Bus listrik yang ada saat ini, menggunakan baterai berkapasitas 324 kWh. Dengan daya muat sebesar itu, bus listrik mampu menempuh jarak sejauh 250 kilometer per hari. Agar baterai dapat terisi penuh, hanya butuh waktu sekitar 1,5 hingga 2 jam.

“Tentu (SPKLU) akan dikembangkan di tempat lain secara bertahap,” kata Iwan.

“Tergantung dari pihak operator karena yang mengoperasikan bus itu sebagian besar pihak operator bukan TransJakarta sendiri.”

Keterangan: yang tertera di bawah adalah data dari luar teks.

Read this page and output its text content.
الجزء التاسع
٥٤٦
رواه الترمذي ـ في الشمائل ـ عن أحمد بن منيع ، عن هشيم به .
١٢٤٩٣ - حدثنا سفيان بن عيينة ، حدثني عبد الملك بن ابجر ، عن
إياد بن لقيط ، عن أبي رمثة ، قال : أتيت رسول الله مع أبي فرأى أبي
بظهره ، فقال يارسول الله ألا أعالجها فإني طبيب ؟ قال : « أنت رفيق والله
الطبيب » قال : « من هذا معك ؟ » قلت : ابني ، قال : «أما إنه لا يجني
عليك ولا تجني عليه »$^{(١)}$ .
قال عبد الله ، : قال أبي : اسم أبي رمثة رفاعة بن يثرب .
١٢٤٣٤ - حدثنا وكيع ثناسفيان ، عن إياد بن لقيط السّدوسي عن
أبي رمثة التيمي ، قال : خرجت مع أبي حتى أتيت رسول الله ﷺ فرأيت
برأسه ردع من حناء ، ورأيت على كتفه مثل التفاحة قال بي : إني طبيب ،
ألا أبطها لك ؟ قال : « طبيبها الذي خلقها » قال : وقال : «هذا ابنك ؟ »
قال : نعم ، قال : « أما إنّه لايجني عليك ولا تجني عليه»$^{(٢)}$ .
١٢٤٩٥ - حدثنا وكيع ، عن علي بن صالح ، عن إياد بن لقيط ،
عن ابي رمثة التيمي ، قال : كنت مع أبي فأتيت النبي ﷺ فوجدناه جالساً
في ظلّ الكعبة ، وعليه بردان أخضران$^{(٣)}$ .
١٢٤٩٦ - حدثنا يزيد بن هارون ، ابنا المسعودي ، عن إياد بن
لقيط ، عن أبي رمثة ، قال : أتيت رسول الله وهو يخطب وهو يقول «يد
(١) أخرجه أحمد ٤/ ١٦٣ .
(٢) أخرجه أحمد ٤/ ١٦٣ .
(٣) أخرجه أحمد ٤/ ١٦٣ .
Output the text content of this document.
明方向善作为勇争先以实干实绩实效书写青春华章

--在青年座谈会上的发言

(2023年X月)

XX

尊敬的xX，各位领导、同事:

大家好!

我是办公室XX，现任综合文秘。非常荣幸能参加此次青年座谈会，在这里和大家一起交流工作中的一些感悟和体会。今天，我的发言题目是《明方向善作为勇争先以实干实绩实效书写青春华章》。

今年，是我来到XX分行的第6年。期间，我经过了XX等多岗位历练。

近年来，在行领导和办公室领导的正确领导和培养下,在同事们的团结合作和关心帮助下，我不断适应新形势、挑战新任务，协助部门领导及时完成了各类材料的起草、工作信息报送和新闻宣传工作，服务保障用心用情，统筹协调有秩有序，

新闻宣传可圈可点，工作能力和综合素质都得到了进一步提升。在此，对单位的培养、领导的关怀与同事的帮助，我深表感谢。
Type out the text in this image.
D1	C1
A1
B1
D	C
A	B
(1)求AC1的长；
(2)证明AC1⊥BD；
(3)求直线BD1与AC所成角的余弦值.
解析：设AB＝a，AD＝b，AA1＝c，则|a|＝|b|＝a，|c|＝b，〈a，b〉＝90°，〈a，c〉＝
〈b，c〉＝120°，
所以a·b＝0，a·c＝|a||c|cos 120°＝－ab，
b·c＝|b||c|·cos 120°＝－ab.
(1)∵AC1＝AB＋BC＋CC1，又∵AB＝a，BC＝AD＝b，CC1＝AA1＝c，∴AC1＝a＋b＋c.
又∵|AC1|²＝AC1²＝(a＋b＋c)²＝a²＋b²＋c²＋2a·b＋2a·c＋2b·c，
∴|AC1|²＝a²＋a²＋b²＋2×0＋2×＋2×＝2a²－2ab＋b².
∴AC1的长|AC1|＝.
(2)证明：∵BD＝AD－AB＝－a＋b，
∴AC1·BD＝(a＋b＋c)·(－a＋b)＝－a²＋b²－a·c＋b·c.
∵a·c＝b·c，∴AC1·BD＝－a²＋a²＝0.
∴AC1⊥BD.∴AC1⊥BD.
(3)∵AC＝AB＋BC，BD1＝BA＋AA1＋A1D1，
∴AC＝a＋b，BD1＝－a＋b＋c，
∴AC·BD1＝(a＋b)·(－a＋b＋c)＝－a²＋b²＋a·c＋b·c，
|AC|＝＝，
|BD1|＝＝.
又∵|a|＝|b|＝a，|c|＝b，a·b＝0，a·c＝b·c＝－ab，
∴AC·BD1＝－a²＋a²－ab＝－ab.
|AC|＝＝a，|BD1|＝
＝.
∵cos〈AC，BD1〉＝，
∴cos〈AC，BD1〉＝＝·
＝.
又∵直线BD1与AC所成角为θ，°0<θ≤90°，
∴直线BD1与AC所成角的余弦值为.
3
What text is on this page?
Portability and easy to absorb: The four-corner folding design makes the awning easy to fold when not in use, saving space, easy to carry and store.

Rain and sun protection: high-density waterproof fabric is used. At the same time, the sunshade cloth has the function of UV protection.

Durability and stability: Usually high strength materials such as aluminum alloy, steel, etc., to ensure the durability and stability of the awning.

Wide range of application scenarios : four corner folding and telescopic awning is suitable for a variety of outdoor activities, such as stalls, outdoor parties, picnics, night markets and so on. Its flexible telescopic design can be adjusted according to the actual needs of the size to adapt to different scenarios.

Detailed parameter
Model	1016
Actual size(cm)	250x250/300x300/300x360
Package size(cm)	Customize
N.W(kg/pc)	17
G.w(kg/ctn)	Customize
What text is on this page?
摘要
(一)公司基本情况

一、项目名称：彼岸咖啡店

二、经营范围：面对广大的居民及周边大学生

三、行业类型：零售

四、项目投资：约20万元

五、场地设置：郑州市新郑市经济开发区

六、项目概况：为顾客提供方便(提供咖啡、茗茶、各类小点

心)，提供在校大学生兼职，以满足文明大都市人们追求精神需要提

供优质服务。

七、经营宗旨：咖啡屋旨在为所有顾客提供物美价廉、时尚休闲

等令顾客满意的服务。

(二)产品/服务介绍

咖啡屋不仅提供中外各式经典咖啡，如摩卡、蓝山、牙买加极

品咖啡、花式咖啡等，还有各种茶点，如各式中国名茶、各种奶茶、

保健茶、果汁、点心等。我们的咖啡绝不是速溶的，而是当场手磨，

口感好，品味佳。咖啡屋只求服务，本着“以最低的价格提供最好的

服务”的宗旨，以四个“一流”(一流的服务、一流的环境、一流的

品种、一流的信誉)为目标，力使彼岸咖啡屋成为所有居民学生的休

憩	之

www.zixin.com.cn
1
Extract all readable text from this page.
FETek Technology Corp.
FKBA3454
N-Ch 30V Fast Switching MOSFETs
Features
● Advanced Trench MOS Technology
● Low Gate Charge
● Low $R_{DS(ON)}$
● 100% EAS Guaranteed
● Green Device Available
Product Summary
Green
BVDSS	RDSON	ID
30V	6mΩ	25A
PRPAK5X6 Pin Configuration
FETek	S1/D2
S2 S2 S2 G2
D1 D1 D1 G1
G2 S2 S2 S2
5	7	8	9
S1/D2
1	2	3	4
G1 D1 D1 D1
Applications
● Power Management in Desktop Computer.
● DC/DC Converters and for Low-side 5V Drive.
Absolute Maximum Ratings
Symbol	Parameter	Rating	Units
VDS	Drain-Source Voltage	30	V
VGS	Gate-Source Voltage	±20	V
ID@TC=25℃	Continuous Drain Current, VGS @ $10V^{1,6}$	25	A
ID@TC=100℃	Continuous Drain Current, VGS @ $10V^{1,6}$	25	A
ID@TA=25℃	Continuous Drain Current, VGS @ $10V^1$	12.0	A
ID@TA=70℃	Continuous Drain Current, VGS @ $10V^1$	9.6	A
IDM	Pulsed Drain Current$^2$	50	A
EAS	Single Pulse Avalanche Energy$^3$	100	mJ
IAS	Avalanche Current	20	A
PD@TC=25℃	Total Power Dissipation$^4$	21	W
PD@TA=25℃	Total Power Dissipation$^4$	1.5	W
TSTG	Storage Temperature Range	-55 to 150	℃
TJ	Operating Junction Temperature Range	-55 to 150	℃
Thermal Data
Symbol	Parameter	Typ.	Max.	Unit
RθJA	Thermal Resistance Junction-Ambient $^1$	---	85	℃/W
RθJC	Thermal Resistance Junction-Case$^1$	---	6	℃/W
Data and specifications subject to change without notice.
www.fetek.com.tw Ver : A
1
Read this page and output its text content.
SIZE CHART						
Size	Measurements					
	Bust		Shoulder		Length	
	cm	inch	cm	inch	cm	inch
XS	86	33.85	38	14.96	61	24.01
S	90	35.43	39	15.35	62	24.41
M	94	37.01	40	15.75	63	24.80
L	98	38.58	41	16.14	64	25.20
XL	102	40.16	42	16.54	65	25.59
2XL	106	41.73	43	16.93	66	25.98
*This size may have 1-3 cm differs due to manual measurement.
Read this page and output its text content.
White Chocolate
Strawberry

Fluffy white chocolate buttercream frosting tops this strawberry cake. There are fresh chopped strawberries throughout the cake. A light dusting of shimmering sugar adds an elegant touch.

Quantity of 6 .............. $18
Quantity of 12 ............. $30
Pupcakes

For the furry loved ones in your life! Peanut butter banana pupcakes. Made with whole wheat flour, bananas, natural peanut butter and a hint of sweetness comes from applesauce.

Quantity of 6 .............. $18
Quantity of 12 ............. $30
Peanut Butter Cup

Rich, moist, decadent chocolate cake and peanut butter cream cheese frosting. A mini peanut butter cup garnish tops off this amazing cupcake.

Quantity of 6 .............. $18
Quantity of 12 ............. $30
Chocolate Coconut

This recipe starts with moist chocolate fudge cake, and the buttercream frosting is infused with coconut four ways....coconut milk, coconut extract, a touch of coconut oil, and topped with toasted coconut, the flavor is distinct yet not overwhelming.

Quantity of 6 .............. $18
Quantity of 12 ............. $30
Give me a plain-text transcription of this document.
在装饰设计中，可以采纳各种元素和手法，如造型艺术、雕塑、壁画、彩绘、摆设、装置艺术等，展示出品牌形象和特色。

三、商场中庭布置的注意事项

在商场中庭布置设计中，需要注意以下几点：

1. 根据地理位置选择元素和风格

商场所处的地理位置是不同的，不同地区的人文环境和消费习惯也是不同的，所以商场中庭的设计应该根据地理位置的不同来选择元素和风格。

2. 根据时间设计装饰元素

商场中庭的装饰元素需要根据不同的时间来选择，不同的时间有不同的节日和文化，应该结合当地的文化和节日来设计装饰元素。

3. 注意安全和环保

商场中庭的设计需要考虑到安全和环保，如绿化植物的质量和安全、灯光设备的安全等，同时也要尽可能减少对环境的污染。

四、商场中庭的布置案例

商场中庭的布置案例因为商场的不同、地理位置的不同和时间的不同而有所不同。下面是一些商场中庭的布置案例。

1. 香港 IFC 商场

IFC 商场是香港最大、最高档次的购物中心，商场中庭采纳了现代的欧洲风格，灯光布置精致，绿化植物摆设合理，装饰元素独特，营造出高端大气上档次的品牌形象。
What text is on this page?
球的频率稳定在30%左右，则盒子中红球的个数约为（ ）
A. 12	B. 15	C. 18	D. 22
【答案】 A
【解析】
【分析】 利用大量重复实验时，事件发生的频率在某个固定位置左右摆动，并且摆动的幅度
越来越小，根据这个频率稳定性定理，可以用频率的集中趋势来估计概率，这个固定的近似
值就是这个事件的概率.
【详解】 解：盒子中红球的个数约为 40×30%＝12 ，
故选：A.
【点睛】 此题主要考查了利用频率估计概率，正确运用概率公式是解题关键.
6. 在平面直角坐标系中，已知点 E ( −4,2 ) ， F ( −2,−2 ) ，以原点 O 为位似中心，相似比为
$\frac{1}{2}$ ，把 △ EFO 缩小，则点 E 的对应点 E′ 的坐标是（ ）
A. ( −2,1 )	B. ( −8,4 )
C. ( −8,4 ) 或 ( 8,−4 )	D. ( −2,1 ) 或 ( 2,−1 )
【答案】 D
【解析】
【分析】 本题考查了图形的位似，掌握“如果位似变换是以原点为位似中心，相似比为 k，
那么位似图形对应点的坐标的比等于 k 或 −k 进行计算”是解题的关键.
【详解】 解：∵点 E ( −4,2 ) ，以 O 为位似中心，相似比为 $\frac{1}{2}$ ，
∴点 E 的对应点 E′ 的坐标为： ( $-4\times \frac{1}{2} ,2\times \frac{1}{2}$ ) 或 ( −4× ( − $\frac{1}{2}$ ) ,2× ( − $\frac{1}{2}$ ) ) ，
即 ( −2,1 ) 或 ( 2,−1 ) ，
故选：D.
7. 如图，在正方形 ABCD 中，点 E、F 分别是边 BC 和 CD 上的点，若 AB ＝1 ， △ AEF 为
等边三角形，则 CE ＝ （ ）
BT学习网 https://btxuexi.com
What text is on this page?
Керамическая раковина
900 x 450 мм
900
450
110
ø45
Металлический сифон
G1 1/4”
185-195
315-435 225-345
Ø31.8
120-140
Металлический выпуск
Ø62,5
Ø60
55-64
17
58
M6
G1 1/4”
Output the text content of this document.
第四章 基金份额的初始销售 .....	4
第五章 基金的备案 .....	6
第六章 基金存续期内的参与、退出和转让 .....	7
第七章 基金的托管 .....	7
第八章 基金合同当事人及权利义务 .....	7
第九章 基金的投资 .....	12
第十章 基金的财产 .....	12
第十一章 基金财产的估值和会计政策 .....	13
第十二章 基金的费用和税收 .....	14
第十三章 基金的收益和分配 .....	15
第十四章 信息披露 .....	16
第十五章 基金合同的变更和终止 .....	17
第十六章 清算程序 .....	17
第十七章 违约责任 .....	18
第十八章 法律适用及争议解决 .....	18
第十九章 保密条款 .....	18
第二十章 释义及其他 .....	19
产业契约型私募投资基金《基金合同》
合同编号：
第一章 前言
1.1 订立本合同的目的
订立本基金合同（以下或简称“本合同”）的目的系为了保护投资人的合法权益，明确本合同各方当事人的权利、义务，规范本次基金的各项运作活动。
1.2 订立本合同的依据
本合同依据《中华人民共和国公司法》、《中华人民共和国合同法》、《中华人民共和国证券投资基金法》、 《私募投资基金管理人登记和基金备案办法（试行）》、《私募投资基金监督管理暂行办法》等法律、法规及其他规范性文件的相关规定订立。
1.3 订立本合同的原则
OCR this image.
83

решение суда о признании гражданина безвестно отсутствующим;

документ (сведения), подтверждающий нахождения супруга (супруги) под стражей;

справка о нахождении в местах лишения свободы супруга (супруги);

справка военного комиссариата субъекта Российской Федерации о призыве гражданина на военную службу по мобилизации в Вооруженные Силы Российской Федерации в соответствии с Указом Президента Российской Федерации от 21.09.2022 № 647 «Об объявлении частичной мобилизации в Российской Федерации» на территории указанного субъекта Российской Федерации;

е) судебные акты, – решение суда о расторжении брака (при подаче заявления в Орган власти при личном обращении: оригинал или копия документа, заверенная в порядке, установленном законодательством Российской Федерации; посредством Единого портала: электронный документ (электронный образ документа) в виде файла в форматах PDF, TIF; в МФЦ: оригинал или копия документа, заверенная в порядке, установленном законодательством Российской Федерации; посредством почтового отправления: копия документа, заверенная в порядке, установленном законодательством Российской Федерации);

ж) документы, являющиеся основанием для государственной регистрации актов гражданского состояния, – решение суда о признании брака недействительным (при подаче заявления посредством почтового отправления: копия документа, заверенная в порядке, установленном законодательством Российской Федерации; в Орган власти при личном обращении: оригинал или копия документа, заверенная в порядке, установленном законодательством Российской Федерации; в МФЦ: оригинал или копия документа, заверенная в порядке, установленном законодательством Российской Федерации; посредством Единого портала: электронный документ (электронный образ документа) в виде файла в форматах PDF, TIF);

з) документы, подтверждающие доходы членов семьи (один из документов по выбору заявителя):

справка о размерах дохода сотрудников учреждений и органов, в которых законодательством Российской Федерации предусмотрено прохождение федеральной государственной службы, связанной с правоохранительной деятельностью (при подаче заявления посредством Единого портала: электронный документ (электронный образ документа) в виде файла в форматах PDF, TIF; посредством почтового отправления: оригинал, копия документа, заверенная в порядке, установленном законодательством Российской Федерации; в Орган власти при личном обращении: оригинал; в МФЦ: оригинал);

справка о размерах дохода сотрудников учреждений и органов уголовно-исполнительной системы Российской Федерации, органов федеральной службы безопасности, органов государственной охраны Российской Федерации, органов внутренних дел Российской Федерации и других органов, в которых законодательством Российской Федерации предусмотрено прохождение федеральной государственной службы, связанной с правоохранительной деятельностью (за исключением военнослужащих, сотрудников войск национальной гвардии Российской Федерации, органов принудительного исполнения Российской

Sebuah bus listrik TransJakarta yang berdaya baterai melintas di jalanan Jakarta./Foto Twitter Transportasi Jakarta (@PT_Transjakarta)

Tak selesaikan masalah?

Kendati punya berbagai kelebihan, kehadiran bus listrik TransJakarta diyakini anggota DPRD DKI Jakarta dari fraksi PDI-P, Gilbert Simanjuntak, belum akan menyelesaikan persoalan kualitas udara di Jakarta. Ia menilai, strategi pengendalian kualitas udara di Jakarta dengan cara mengalihkan ke energi baterai pada bus TransJakarta keliru.

“Kehadiran bus listrik tidak menyelesaikan masalah polusi,” kata Gilbert, Senin (13/6).

Pasalnya, ujar Gilbert, salah satu penyumbang gas emisi terbesar di Ibu Kota adalah kendaraan pribadi. Karenanya, ia mengingatkan, Pemprov DKI Jakarta juga perlu fokus merancang strategi agar masyarakat beralih menggunakan kendaraan ramah lingkungan.

Di samping itu, ia menyarankan Pemprov DKI Jakarta mengatur arus masuk kendaraan dari luar Jakarta. Lalu, tata kelola transportasi umum ditingkatkan.

“Kalau melihat (penyelesaian masalah) sekarang, ibaratnya Anda kehilangan jarum di rumah dengan kondisi gelap, tetapi Anda malah cari jarum di luar,” ujarnya.

“Itu menunjukkan, betapa Anda tidak tahu apa yang dilakukan.”

Menurutnya, transportasi umum berbahan bakar solar atau gas, seperti yang dicanangkan Joko Widodo ketika menjabat Gubernur DKI Jakarta lebih ramah lingkungan daripada bus listrik.

“Berapa banyak sih bus listrik? Seberapa besar sih dampaknya terhadap polusi? Kan kecil,” ucap Gilbert.

Berbeda dengan Gilbert, pengamat transportasi Muslich Zainal Asikin justru menilai bus listrik TransJakarta sangat efektif menekan gas emisi. “Jadi, jangan semata-mata melihat enggak ngaruh karena yang pakai hanya segelintir kendaraan,” katanya, Rabu (15/6).

Infografik bus TransJakarta. Alinea.id/Debbie Alyuwandira

Muslich mencontohkan China sebagai salah satu negara yang berhasil memperbaiki kualitas udara setelah diterapkan angkutan umum listrik. “Ada satu kota yang menerapkan seluruh angkutan umumnya kendaraan listrik, sangat besar pengaruhnya,” tutur dia.

Menurut dia, Indonesia memiliki kelebihan berupa bahan baku pembuatan baterai listrik. Ia percaya, bakal terjadi tren beralih ke kendaraan listrik. Hal itu akan cepat terwujud bila pengaturan transportasi ramah lingkungan mendapat dukungan kebijakan pemerintah.

“Misalnya, ada kebijakan insentif untuk pengguna kendaraan listrik, seperti dibebaskan pajak tahunan dan sebagainya,” ujarnya.

Meski manfaatnya besar, dihubungi pada Selasa (14/6), Ketua Bidang Advokasi dan Kemasyarakatan Masyarakat Transportasi Indonesia (MTI) Pusat, Djoko Setijowarno mengingatkan, kehadiran bus listrik akan menambah beban APBD DKI Jakarta.

Hal itu ia lihat karena operasional TransJakarta selama ini selalu disubsidi Pemprov DKI Jakarta. Untuk itu, Djoko menilai, TransJakarta perlu bersiasat agar subsidi opersional tidak membebani APBD.

“Bisa dengan menaikan tarif, masa dari 2004 sampai sekarang masih Rp3.500,” tuturnya.